Jesus validated the truth of his gospel as it was preached by the church’s first preachers.  He did miracles by their hand.  St. Mark records Jesus’ promise to them that these signs would follow those who believed:

 

In My name they will cast out demons; they will speak with new tongues; they will take up serpents; and if they drink anything deadly, it will by no means hurt them; they will lay hands on the sick, and they will recover.

 

St.
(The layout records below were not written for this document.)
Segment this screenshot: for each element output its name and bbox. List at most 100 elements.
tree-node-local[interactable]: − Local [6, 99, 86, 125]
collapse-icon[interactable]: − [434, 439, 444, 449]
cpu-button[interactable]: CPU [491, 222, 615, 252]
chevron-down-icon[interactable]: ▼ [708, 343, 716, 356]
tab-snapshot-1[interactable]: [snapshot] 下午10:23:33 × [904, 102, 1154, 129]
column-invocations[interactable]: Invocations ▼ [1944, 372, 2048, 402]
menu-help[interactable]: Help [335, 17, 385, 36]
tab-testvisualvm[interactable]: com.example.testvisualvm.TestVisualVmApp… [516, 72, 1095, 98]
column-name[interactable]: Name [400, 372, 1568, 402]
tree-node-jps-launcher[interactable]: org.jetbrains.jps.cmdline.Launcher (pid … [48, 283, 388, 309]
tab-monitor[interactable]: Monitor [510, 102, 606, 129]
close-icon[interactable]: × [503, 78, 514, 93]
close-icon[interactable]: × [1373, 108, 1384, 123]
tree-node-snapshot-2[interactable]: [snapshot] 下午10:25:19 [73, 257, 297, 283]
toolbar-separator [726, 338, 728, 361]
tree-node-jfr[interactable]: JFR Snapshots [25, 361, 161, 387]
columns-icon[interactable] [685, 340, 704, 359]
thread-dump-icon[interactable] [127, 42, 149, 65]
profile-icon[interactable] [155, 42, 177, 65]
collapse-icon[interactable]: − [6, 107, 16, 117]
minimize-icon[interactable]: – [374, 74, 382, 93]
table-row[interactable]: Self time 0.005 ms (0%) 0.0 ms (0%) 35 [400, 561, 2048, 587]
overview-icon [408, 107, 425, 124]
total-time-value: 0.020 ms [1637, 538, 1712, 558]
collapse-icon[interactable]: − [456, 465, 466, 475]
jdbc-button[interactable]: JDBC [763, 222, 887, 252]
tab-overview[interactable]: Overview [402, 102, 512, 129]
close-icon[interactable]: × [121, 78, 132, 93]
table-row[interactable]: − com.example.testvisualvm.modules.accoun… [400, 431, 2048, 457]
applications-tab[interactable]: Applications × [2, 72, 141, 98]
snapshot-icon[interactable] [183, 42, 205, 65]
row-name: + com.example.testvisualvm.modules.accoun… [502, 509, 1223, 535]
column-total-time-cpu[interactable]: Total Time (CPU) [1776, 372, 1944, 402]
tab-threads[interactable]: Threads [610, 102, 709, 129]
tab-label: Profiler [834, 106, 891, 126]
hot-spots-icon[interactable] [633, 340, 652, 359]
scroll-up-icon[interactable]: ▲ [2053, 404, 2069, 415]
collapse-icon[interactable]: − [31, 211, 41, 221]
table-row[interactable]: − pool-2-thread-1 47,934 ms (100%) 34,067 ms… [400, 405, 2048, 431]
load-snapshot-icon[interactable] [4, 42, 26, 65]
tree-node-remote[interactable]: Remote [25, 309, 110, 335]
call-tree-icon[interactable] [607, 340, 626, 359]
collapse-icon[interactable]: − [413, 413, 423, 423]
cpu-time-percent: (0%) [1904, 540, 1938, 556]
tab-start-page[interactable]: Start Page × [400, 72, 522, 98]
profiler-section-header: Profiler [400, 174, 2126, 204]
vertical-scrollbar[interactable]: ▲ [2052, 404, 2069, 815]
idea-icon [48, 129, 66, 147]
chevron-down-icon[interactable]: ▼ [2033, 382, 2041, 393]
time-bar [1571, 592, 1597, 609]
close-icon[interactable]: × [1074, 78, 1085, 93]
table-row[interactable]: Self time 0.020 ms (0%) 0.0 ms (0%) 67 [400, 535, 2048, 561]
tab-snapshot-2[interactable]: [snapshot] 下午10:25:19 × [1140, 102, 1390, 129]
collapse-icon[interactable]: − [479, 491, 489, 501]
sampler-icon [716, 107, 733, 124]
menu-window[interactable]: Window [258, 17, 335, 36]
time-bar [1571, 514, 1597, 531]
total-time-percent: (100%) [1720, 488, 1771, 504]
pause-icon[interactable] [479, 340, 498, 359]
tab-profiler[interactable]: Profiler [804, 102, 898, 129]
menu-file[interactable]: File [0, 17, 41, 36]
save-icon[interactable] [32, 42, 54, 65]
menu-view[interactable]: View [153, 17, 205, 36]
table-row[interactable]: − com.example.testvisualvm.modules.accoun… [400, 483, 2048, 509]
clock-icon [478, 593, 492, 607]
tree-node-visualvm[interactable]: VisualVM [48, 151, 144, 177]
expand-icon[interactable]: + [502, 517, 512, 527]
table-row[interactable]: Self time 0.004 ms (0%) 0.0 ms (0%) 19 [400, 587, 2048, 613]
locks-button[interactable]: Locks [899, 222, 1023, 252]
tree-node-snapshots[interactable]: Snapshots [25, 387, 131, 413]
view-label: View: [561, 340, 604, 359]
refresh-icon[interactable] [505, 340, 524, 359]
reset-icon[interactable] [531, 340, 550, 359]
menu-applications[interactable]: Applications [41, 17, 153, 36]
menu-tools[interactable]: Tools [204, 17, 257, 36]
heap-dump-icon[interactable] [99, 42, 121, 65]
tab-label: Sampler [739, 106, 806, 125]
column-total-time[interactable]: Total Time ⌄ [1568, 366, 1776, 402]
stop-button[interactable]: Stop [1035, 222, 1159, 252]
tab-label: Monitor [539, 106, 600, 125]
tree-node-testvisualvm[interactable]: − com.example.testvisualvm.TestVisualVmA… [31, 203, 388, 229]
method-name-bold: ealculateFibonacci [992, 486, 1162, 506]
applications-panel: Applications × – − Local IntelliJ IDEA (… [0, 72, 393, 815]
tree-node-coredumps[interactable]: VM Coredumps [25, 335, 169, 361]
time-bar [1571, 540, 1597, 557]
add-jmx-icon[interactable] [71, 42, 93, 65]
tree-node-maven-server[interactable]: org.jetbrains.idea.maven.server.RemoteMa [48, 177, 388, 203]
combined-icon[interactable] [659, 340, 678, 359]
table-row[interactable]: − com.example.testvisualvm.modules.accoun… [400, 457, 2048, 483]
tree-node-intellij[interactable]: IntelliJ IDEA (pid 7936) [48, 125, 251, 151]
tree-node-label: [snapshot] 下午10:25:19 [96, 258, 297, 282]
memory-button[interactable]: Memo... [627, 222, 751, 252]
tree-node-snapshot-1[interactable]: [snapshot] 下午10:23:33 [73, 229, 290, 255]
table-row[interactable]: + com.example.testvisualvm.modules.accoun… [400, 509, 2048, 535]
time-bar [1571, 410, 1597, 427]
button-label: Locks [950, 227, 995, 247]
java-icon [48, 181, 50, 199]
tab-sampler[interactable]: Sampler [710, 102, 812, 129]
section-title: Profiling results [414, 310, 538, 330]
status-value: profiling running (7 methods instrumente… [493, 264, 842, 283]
Luke, in the Acts of the Apostles, recounts for us how this promise was fulfilled.  What Jesus said would happen happened.  In time, after the Bible had been completed, the signs that accompanied the apostolic preaching of the gospel faded away.  God provided these signs in the early history of the church to validate the apostolic teaching.

 

Jesus never commanded his church to cast out demons, speak with new tongues, take up serpents, or drink deadly poison.  He said that Christians would do this.  He gave no command that it be done.  It happened.  There is no command that this sort of thing continue.

 

The command Jesus gave his apostles, right before he ascended into heaven, was:

 

Go into all the world and preach the gospel to every creature.  He who believes and is baptized will be saved; but he who does not believe will be condemned. 

 

The gospel is preached.  It isn’t lived.  It isn’t done.  It is preached.  It’s a message from God to us.  It is communicated in words.  The gospel isn’t something we do.  It’s something God says.  The gospel is from God, not us.  It is the good news concerning Jesus Christ, that God forgives us sinners all our sins on account of the suffering, death, and resurrection of Jesus.  This means that whoever believes and is baptized will be saved.  Baptism isn’t our work.  It is God’s work.  It is the gospel joined to the sign of water.  Our baptism is God telling us that the gospel preached to all creation is for us personally, as surely as God joined our name to his name when the water was poured over our heads and we were baptized in the name of the Father, and of the Son, and of the Holy Spirit.

 

Whoever believes and is baptized will be saved.  These words from Jesus Christ shatter and destroy all of the religions of this world that teach salvation by works.  You cannot save yourself from your sin no matter how hard you work at it.  You cannot deliver your soul from hell, no matter how hard you try.  You cannot conquer death and the grave.  You cannot defeat the devil.  You cannot overcome the world.  You cannot tear your sinful flesh out of you and toss it aside as if you were in command.

 

It is the almighty Lord Jesus Christ who delivers us from our sin.  He is the One, the only one, who has faced death and destroyed it, fought the devil and won, overcome the world, and vanquished all evil powers.  Jesus has done it.  He is at the right hand of God.  Right now he is King of kings and Lord of lords.  He shall reign forever and ever.

 

Jesus did not ascend into heaven to leave us.  He ascended into heaven and sat down at the right hand of God in order to be present with us and rule over us by his grace.  Christ rules over us by preaching his gospel to us, by washing us clean in Holy Baptism, by feeding us with his body and blood, by absolving us of all our sins.  This is how he governs his church on earth.

 

Faith believes the gospel.  The suffering Servant who shed his blood for us, destroying death, blotting out sin, and defeating the devil, is the ascended Lord who fills all things, and is most certainly present with his church at all times.  His gospel is all we need.  He who believes and is baptized will be saved.  Grant this, Lord, unto us all!